Aren't we united in the belief that the Reformation was actually about something?

The story goes on,
The document says the Catholic Church is the one true church, and Sklba agrees.

Better in the fifteenth paragraph than never. One application of the issue is intercommunion.
When the National Evangelical Lutheran/Catholic Dialogue ended its 10th round of talks in Milwaukee in 2004, its report said that Catholic judgment on the authenticity of Lutheran ministry need not be all or nothing.

The report quotes a 1993 letter from Ratzinger: "I count among the most important results of the ecumenical dialogues the insight that the issue of the Eucharist cannot be narrowed to the problem of validity. Even a theology oriented to the concept of succession . . . need not in any way deny the salvation granting presence of the Lord in the Lutheran Lord's Supper."

Asked if that differs from Catholic Eucharist, Sklba said, "I think one has to ask the person who said it."

So giving a real answer to that question is part of my job as a Sunday School teacher for tenth graders, but not part of his job? A few years ago, after numerous discussions with parents, Archbishop Dolan said,
As more than one of you commented, "I send my kids to Catholic schools (or religious education classes) not to hear what the teachers 'feel' or think, but what the Church teaches."

Couldn't he get his auxiliary involved in this process of passing on what the Church teaches? Bishop Sklba wrote the Forward to Unfailing Patience and Sound Teaching: Reflections on Episcopal Ministry in Honor of Rembert G. Weakland, O.S.B.
The following essays, each written by a significant bishop or theologian of our Church, attempt to capture what it means to be a bishop implementing that council [Vatican II] at the beginning of the twenty-first century. (p. x)

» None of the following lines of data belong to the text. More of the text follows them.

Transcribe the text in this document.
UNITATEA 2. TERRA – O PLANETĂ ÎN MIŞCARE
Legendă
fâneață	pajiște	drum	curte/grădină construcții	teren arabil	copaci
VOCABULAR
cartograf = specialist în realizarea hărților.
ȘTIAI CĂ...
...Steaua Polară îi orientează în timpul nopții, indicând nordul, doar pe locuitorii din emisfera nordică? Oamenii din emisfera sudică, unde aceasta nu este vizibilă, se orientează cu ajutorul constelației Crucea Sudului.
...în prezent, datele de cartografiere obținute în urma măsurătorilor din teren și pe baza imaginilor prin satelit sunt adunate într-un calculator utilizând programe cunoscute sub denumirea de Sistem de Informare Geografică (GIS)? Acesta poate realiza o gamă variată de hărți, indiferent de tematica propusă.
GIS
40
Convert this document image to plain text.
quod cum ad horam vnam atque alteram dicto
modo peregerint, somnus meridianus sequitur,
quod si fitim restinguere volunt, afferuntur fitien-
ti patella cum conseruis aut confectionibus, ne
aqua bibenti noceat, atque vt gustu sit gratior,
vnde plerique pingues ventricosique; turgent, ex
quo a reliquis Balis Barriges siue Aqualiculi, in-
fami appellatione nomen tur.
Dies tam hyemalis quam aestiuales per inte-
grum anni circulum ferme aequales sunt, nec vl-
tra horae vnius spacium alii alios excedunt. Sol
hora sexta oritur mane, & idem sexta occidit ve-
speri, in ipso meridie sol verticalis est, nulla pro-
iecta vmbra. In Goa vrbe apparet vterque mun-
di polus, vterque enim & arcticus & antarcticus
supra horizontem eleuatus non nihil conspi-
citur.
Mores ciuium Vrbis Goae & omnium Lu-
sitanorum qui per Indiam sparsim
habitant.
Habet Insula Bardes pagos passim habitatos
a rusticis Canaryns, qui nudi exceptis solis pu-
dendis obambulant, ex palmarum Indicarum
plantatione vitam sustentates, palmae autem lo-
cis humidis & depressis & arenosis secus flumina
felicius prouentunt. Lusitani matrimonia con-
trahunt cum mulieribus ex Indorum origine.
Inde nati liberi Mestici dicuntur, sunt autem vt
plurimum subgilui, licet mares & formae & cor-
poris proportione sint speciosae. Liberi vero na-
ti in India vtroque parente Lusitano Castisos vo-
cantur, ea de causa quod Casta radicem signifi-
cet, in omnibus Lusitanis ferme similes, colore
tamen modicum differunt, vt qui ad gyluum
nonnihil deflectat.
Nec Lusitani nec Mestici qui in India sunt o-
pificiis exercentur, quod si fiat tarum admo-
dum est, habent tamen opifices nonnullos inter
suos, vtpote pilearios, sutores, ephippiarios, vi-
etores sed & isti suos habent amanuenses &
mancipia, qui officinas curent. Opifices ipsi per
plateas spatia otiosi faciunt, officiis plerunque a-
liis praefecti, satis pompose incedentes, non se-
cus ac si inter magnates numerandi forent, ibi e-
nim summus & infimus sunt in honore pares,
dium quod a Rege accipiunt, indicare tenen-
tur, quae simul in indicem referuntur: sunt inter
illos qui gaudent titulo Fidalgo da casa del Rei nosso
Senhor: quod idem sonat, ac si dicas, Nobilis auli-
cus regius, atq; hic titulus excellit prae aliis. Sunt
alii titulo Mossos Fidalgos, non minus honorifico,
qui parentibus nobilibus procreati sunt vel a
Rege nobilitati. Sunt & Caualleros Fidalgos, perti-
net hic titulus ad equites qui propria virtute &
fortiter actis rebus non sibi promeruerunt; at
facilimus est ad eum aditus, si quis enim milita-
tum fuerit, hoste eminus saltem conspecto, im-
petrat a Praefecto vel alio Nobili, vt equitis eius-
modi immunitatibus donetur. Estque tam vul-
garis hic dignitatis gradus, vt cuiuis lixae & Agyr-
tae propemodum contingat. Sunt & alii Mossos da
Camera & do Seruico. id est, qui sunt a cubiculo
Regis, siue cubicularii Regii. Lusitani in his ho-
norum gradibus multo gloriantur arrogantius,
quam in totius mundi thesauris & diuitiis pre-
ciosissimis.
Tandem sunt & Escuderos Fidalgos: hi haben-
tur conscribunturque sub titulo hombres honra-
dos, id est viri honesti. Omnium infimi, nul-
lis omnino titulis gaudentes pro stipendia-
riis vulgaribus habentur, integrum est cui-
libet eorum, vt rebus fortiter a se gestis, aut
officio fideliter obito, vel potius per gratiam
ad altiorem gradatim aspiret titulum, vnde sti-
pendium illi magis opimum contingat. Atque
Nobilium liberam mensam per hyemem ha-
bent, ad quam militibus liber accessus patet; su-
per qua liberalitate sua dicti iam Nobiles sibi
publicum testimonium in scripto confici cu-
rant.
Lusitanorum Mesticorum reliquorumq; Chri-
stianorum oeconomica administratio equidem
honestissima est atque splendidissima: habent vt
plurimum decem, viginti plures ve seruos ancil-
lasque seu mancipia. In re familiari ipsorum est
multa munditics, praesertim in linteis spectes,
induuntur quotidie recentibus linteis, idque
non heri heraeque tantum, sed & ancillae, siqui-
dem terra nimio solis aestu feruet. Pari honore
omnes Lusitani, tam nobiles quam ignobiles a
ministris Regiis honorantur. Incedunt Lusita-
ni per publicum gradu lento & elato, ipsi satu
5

The same passage from Cardinal Ratzinger is quoted in Chapter Seven, "The Roman Catholic Bishop in Ecumenical Perspective" by Michael Root (p. 129). If Bishop Sklba can endorse what's in this book but now can't or won't say what the passage means, it might leave the impression he's unsure "what it means to be a bishop implementing that council at the beginning of the twenty-first century."

Update: Here's Bishop Hanson's formal response [2 pp. pdf] to the Vatican document.
The anguished response of Christians around the world to the Vatican’s statement, however, clearly indicates that what may have been meant to clarify has caused pain.

Maybe it's just the anesthetic finally wearing off.